Ein Studiengenosse des gewaltigen Zeugen Ludwig Hofacker
(1798-1828) erzählt uns, wie dieser sich oft als Student,
in Ermangelung eines anderen Gebetsplatzes, in einen
Holzschuppen zurückgezogen habe; von hier sei er oft mit
leuchtendem Antlitz herausgekommen.
Laßt uns irgendwo solch ein Heiligtum Gottes aufsuchen und
benutzen! Dort weicht die Unzufriedenheit.
3. Wir sehen den zufriedenen Asaph
Welch eine Änderung hat doch der Gang in das Heiligtum bei
Asaph hervorgerufen! Zwar waren die Zustände noch dieselben
geblieben; die Gottlosen trieben ihr stolzes, freches Wesen
nach wie vor, aber Asaph konnte sie jetzt anders ansehen.
Nicht mehr mit den Augen des Neides oder des Unwillens,
sondern mit tiefem Mitleid schaute jetzt der Sänger auf jene
hochmütigen, frechen Menschen. Gott hatte ihm etwas Besseres
gezeigt, was ihn triumphieren ließ.
Während jene einst haltlos auf schlüpfrigem Boden umsinken
werden, um nie wieder aufzustehen, so hat er einen ewigen
Halt, eine Hand, die ihn nie losläßt. Während jene ihr Herz
an die zeitlichen Güter hängen, darf er es an den Herrn
selbst hingeben, der allein wahrhaft befriedigen kann.

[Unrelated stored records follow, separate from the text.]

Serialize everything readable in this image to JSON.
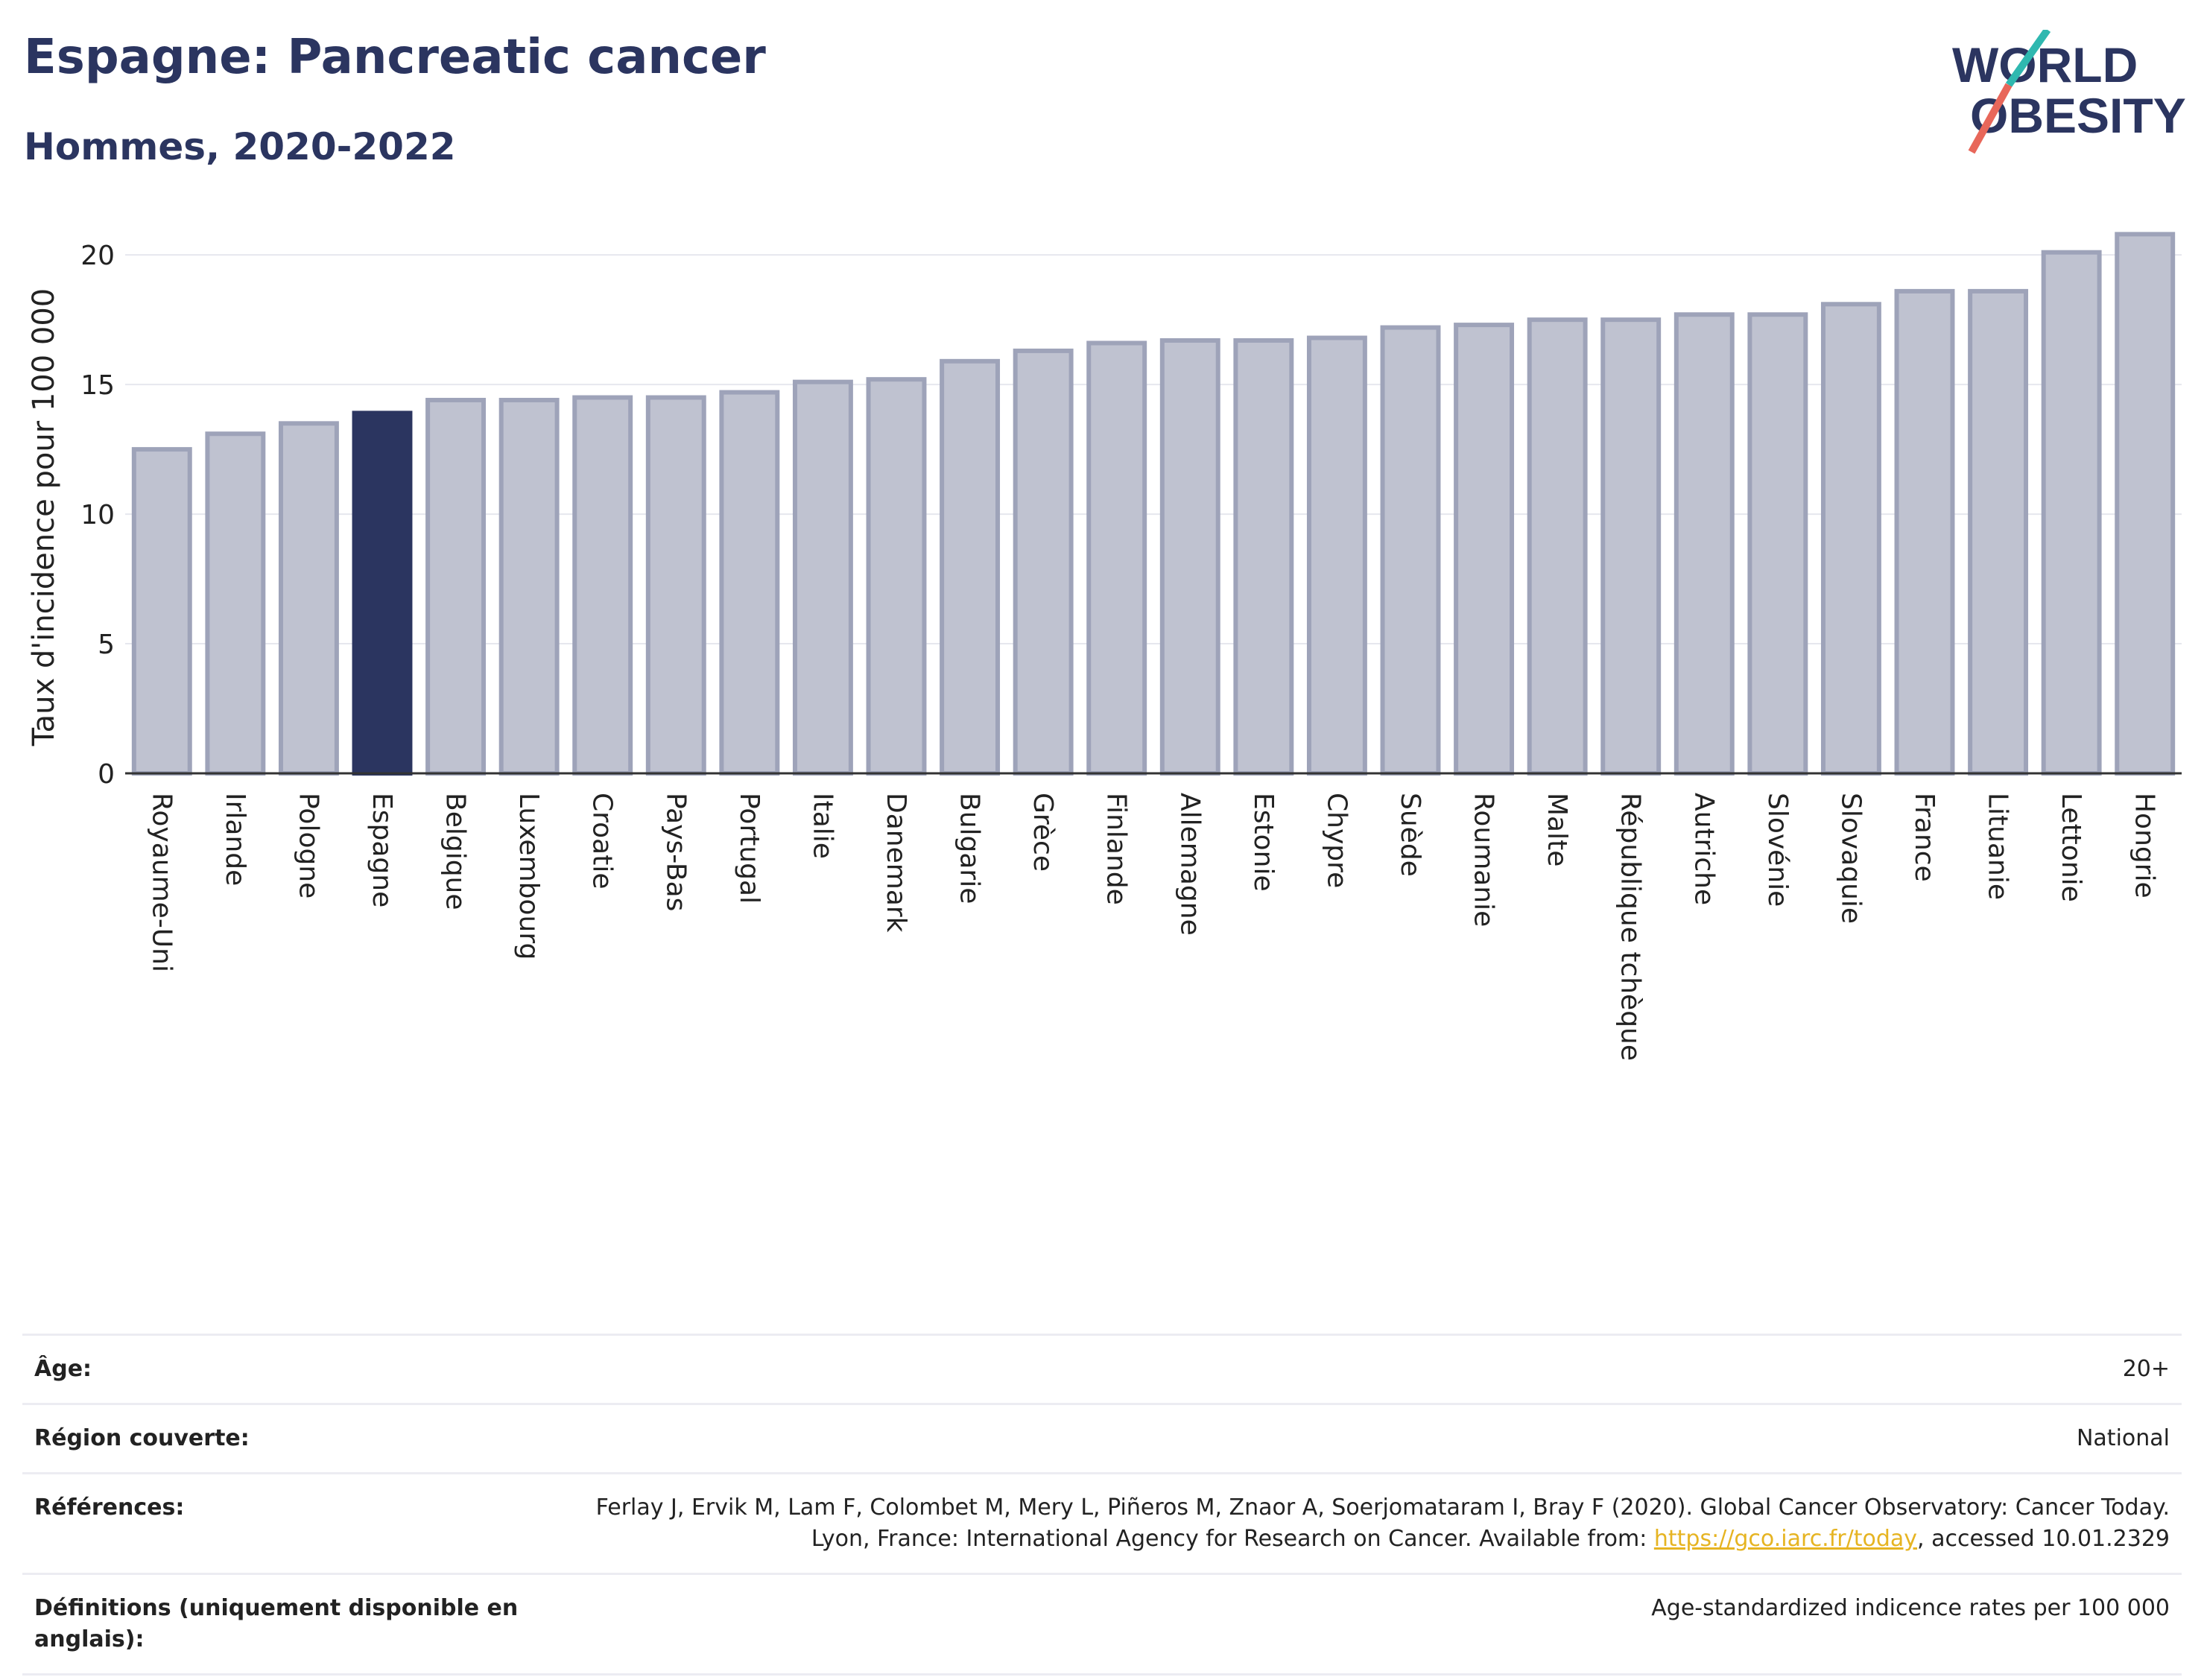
{
  "header": {
    "title": "Espagne: Pancreatic cancer",
    "subtitle": "Hommes, 2020-2022"
  },
  "logo": {
    "line1": "WORLD",
    "line2": "OBESITY"
  },
  "colors": {
    "highlight": "#2b3560",
    "bar": "#bfc2d0",
    "bar_border": "#9ea3b9",
    "title": "#2b3560",
    "link": "#e6b422"
  },
  "chart_data": {
    "type": "bar",
    "ylabel": "Taux d'incidence pour 100 000",
    "ylim": [
      0,
      21.5
    ],
    "yticks": [
      0,
      5,
      10,
      15,
      20
    ],
    "highlight": "Espagne",
    "categories": [
      "Royaume-Uni",
      "Irlande",
      "Pologne",
      "Espagne",
      "Belgique",
      "Luxembourg",
      "Croatie",
      "Pays-Bas",
      "Portugal",
      "Italie",
      "Danemark",
      "Bulgarie",
      "Grèce",
      "Finlande",
      "Allemagne",
      "Estonie",
      "Chypre",
      "Suède",
      "Roumanie",
      "Malte",
      "République tchèque",
      "Autriche",
      "Slovénie",
      "Slovaquie",
      "France",
      "Lituanie",
      "Lettonie",
      "Hongrie"
    ],
    "values": [
      12.5,
      13.1,
      13.5,
      13.9,
      14.4,
      14.4,
      14.5,
      14.5,
      14.7,
      15.1,
      15.2,
      15.9,
      16.3,
      16.6,
      16.7,
      16.7,
      16.8,
      17.2,
      17.3,
      17.5,
      17.5,
      17.7,
      17.7,
      18.1,
      18.6,
      18.6,
      20.1,
      20.8
    ],
    "grid": true
  },
  "meta": [
    {
      "label": "Âge:",
      "value": "20+"
    },
    {
      "label": "Région couverte:",
      "value": "National"
    },
    {
      "label": "Références:",
      "value": "Ferlay J, Ervik M, Lam F, Colombet M, Mery L, Piñeros M, Znaor A, Soerjomataram I, Bray F (2020). Global Cancer Observatory: Cancer Today. Lyon, France: International Agency for Research on Cancer. Available from: ",
      "link": "https://gco.iarc.fr/today",
      "suffix": ", accessed 10.01.2329"
    },
    {
      "label": "Définitions (uniquement disponible en anglais):",
      "value": "Age-standardized indicence rates per 100 000"
    }
  ]
}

Während jene für kurze Zeit eitle Menschenehre genießen,
geht er dem Tag entgegen, wo er mit bleibender Ehre gekrönt
wird (V. 23-26).
Was ist alles stolze Brüsten der Gottlosen gegen das
»Dennoch« seines Glaubens (»Dennoch bleibe ich stets an
dir«), gegen das »Nur« seiner Liebe (»Wenn ich nur dich
habe«) und gegen das »Endlich« seiner Hoffnung (»Du nimmst
mich endlich mit Ehren an«)? Wer Asaphs Halt, Leitung und
Ziel gefunden hat, der ist zufrieden. Gott kann auch heute
noch unzufriedene Menschen in der Stille seines Heiligtums
selig, zufrieden und voll Triumph machen.